This video seems to be popular with the kids around the internets this week. It's about Galco's Soda Pop Stop in Los Angeles, a small, independent soda pop store that seems to sell mostly drinks that I've never heard of, many of which I'm assuming are also made by small and independent businesses. The video's length surpasses my usual limit of tolerance for a Youtube video, but it's well worth the 13 minutes, especially if you are as opposed to big government and its collusion with big businesses as I am (and its proprietor is). But it's also fascinating because I never fathomed there were so many small, independent soda pop makers, that still used glass bottles, that still used cane sugar, and created so many different flavors of drinks. They're like microbreweries today, though I imagine not nearly as numerous. As a southerner, I've had about all of the phrase "soda pop" that I can stand for the next year or two (though it somehow seems more fitting to call them soda pop makers than soft drink makers...they have that old-timey, family-business feel), so here's the video:
Starting at about the 5:30 mark, the owner made some comments that motivated me to blag about it. Regarding high-fructose corn syrup vs. cane sugar:
Everything prepared in this country has corn syrup in it, and it's totally unnecessary. The largest single crop in the world is cane sugar. It's larger than corn and wheat put together. It takes three times less sugar to sweeten with than it does corn syrup. I mean, take a look around at the diabeetus. You'll never get an allergy from sugar. You're going to get an allergy because there's a spore in corn syrup that cannot be refined out, and people have allergies to corn products. So why would you use corn as a sweetener?
Once a year, Coca-Cola makes a kosher Coke, just before Passover. The kosher one will be cane sugar, it'll have a yellow cap, it'll have a U in the upper left-hand corner with a circle around it, and the label will still say "corn syrup"; it won't be changed. Try the two side by side and then tell me. The one with the cane sugar just goes "Pop!" and it explodes and the flavor just "Wham!", it's delicious. And the one with the corn syrup is like [blows raspberry with tongue].
Regarding big businesses vs. small businesses:
Big business loves big government. They just take the marketplace up, eliminate all the little guys, they run them out of business, and then they jack the prices up and control the market. But you look at the candy section, it's Nestle's [sic] Hershey's, and Mars, or you look at the soda pop market, it's Coke and Pepsi. My thought had always been that what I wanted to do was do business with other businesses my size. To help them become unique businesses. And that's exactly what's happening. And what's really interesting about it is that out of all the things that we sell wholesale, one business a mile away from the other...what they're selling is totally different. One restaurant we sell to, they love the floral sodas, and another place, they can't give them away, but they're doing the Red Ribbons. And I'm going, "Isn't this interesting, that everybody has found their own level and their own niche, and they've done it on their own." The important thing is to set yourself apart and provide your customers with something that nobody else has.
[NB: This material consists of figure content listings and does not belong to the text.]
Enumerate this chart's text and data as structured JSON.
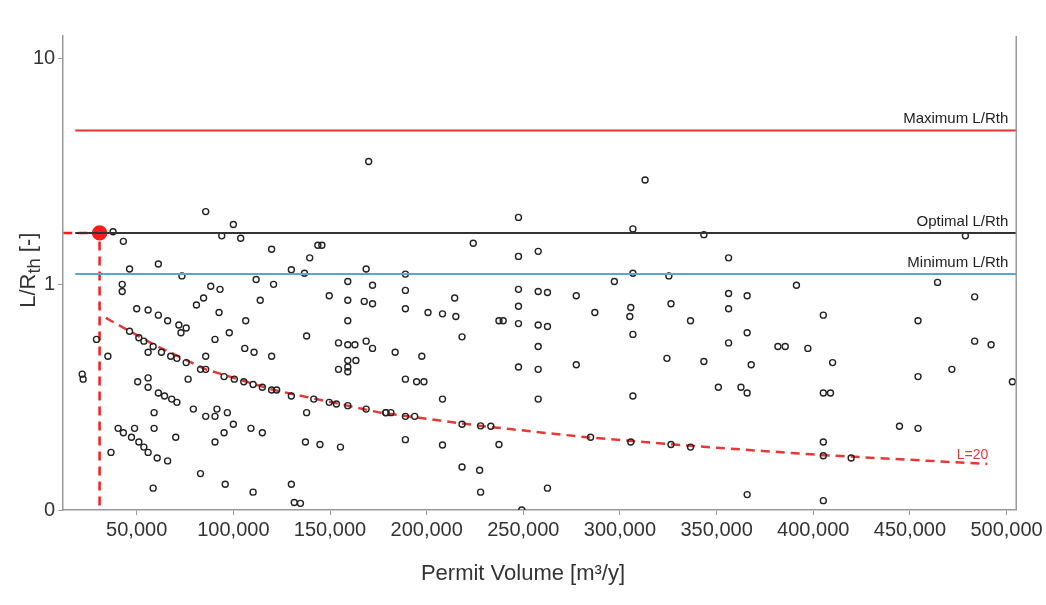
{
  "chart_data": {
    "type": "scatter",
    "xlabel": "Permit Volume [m³/y]",
    "ylabel": "L/R$_{th}$ [-]",
    "log": "y",
    "grid": false,
    "legend": false,
    "marker": "circle",
    "xlim": [
      12000,
      505000
    ],
    "ylim": [
      0.1,
      12.6
    ],
    "xticks": [
      {
        "value": 50000,
        "label": "50,000"
      },
      {
        "value": 100000,
        "label": "100,000"
      },
      {
        "value": 150000,
        "label": "150,000"
      },
      {
        "value": 200000,
        "label": "200,000"
      },
      {
        "value": 250000,
        "label": "250,000"
      },
      {
        "value": 300000,
        "label": "300,000"
      },
      {
        "value": 350000,
        "label": "350,000"
      },
      {
        "value": 400000,
        "label": "400,000"
      },
      {
        "value": 450000,
        "label": "450,000"
      },
      {
        "value": 500000,
        "label": "500,000"
      }
    ],
    "yticks": [
      {
        "value": 0.1,
        "label": "0"
      },
      1,
      10
    ],
    "ref_lines": [
      {
        "axis": "y",
        "value": 4.8,
        "label": "Maximum L/Rth",
        "color": "#e8322b"
      },
      {
        "axis": "y",
        "value": 1.69,
        "label": "Optimal L/Rth",
        "color": "#333333"
      },
      {
        "axis": "y",
        "value": 1.11,
        "label": "Minimum L/Rth",
        "color": "#5aa6d0"
      }
    ],
    "annotations": [
      "L=20"
    ],
    "series": [
      {
        "type": "scatter",
        "color": "#222222",
        "x": [
          170000,
          85700,
          100000,
          37750,
          94000,
          103800,
          43100,
          119800,
          143700,
          145800,
          139500,
          61200,
          46300,
          130000,
          136800,
          168700,
          73400,
          42500,
          42500,
          88300,
          93100,
          111800,
          120800,
          159200,
          172000,
          80900,
          84600,
          92600,
          113900,
          149600,
          159200,
          167700,
          172000,
          50000,
          55900,
          61200,
          66000,
          71800,
          72900,
          75600,
          106400,
          159200,
          29200,
          46300,
          51100,
          53700,
          90500,
          97900,
          137900,
          154400,
          159200,
          162900,
          168700,
          172000,
          35100,
          55900,
          58500,
          62800,
          67600,
          70800,
          75600,
          85700,
          83000,
          85700,
          105900,
          110700,
          119800,
          159200,
          159200,
          163400,
          154400,
          159200,
          21800,
          22300,
          76600,
          95200,
          100500,
          105400,
          110200,
          115000,
          119800,
          122400,
          50500,
          55900,
          55900,
          61200,
          64400,
          68100,
          70800,
          130000,
          141600,
          149600,
          153300,
          159200,
          168700,
          178900,
          59000,
          79300,
          85700,
          91500,
          90500,
          96900,
          100000,
          137900,
          40400,
          43100,
          48900,
          47300,
          51100,
          53700,
          55900,
          59000,
          60600,
          66000,
          70200,
          90500,
          95200,
          109100,
          115000,
          137300,
          144800,
          155400,
          36700,
          83000,
          95800,
          110200,
          58500,
          130000,
          131500,
          134700,
          313000,
          247500,
          306700,
          343400,
          224100,
          247500,
          257700,
          189000,
          306700,
          325300,
          297100,
          189000,
          247500,
          257700,
          262500,
          277400,
          214500,
          189000,
          200700,
          208200,
          215100,
          247500,
          247500,
          257700,
          262500,
          237400,
          239600,
          287000,
          305600,
          305100,
          306700,
          326400,
          336500,
          218300,
          257700,
          183700,
          197500,
          324300,
          343400,
          247500,
          257700,
          277400,
          189000,
          194800,
          198600,
          208200,
          257700,
          306700,
          178900,
          181500,
          189000,
          193800,
          218300,
          227900,
          233200,
          284800,
          305600,
          326400,
          336500,
          189000,
          208200,
          237400,
          218300,
          227400,
          227900,
          262500,
          249200,
          478700,
          356200,
          391300,
          464300,
          356200,
          356200,
          356200,
          365800,
          365800,
          483500,
          405200,
          454200,
          483500,
          492000,
          381700,
          385500,
          397200,
          367900,
          410000,
          454200,
          471700,
          503000,
          350900,
          362600,
          365800,
          405200,
          408900,
          444600,
          454200,
          405200,
          405200,
          419600,
          365800,
          405200
        ],
        "values": [
          3.5,
          2.1,
          1.84,
          1.71,
          1.64,
          1.6,
          1.55,
          1.43,
          1.49,
          1.49,
          1.31,
          1.23,
          1.17,
          1.16,
          1.12,
          1.17,
          1.09,
          1.0,
          0.93,
          0.98,
          0.95,
          1.05,
          1.0,
          1.03,
          0.99,
          0.81,
          0.87,
          0.75,
          0.85,
          0.89,
          0.85,
          0.84,
          0.82,
          0.78,
          0.77,
          0.73,
          0.69,
          0.66,
          0.61,
          0.64,
          0.69,
          0.69,
          0.57,
          0.62,
          0.58,
          0.56,
          0.57,
          0.61,
          0.59,
          0.55,
          0.54,
          0.54,
          0.56,
          0.52,
          0.48,
          0.5,
          0.53,
          0.5,
          0.48,
          0.47,
          0.45,
          0.48,
          0.42,
          0.42,
          0.52,
          0.5,
          0.48,
          0.46,
          0.43,
          0.46,
          0.42,
          0.41,
          0.4,
          0.38,
          0.38,
          0.39,
          0.38,
          0.37,
          0.36,
          0.35,
          0.34,
          0.34,
          0.37,
          0.385,
          0.35,
          0.33,
          0.32,
          0.31,
          0.3,
          0.32,
          0.31,
          0.3,
          0.295,
          0.29,
          0.28,
          0.27,
          0.27,
          0.28,
          0.26,
          0.28,
          0.26,
          0.27,
          0.24,
          0.27,
          0.23,
          0.22,
          0.23,
          0.21,
          0.2,
          0.19,
          0.18,
          0.23,
          0.17,
          0.165,
          0.21,
          0.2,
          0.22,
          0.23,
          0.22,
          0.2,
          0.195,
          0.19,
          0.18,
          0.145,
          0.13,
          0.12,
          0.125,
          0.13,
          0.108,
          0.107,
          2.9,
          1.98,
          1.76,
          1.66,
          1.52,
          1.33,
          1.4,
          1.11,
          1.12,
          1.09,
          1.03,
          0.94,
          0.95,
          0.93,
          0.92,
          0.89,
          0.87,
          0.78,
          0.75,
          0.74,
          0.72,
          0.8,
          0.67,
          0.66,
          0.65,
          0.69,
          0.69,
          0.75,
          0.79,
          0.72,
          0.6,
          0.82,
          0.69,
          0.585,
          0.53,
          0.5,
          0.48,
          0.47,
          0.455,
          0.43,
          0.42,
          0.44,
          0.38,
          0.37,
          0.37,
          0.31,
          0.31,
          0.32,
          0.27,
          0.27,
          0.26,
          0.26,
          0.24,
          0.236,
          0.235,
          0.21,
          0.2,
          0.195,
          0.19,
          0.205,
          0.194,
          0.195,
          0.155,
          0.15,
          0.12,
          0.125,
          0.1,
          1.64,
          1.31,
          0.99,
          1.02,
          0.91,
          0.78,
          0.55,
          0.89,
          0.61,
          0.88,
          0.73,
          0.69,
          0.56,
          0.54,
          0.53,
          0.53,
          0.52,
          0.44,
          0.45,
          0.39,
          0.42,
          0.37,
          0.35,
          0.35,
          0.33,
          0.33,
          0.33,
          0.235,
          0.23,
          0.2,
          0.174,
          0.17,
          0.117,
          0.11
        ]
      },
      {
        "type": "line",
        "color": "#e53935",
        "line_style": "dashed",
        "marker": "none",
        "x": [
          34000,
          59000,
          85700,
          121000,
          176000,
          229500,
          282700,
          345000,
          405200,
          490000
        ],
        "values": [
          0.71,
          0.54,
          0.42,
          0.34,
          0.27,
          0.235,
          0.21,
          0.19,
          0.175,
          0.16
        ]
      },
      {
        "type": "line",
        "color": "#ff1a1a",
        "line_style": "dashed",
        "marker": "none",
        "x": [
          12000,
          30800,
          30800
        ],
        "values": [
          1.69,
          1.69,
          0.1
        ]
      },
      {
        "type": "scatter",
        "color": "#ff1a1a",
        "marker": "circle",
        "x": [
          30800
        ],
        "values": [
          1.69
        ]
      }
    ]
  }
}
Regarding the California Refund Value (bottle recycling) law:
Who do you think passed the RV laws? ... It wasn't written for the consumer, and it certainly wasn't written to keep this country "green". It was written so Coke and Pepsi wouldn't have to wash a bottle, and they wouldn't have to make recyclable bottles [I think he means "reusable", as in refillable?], and they could transfer the cost to the consumer.
I called the recycling center when I got started, and I said, "Listen, I want to put a recycling center in [my store]. They [the customers] bring them back to me, and I'll give them the money, and I'll sell them some more sodas." "Oh, I'm sorry, you can't do that because you have a recycling center two blocks away." I said, "Yeah, they don't give the full price, and I want to give the full price to the customer to get them back to sell them some more!" And he says, "Well, if you did anything like that, you'd be in restraint of trade. And you could probably get sued by the state."
If we were really caring about the environment, we would have reuse, not recycling.
Wish I could go there. I don't even generally like soft drinks, but I'd love to try some of those unique flavors, and I'd love to give this man business.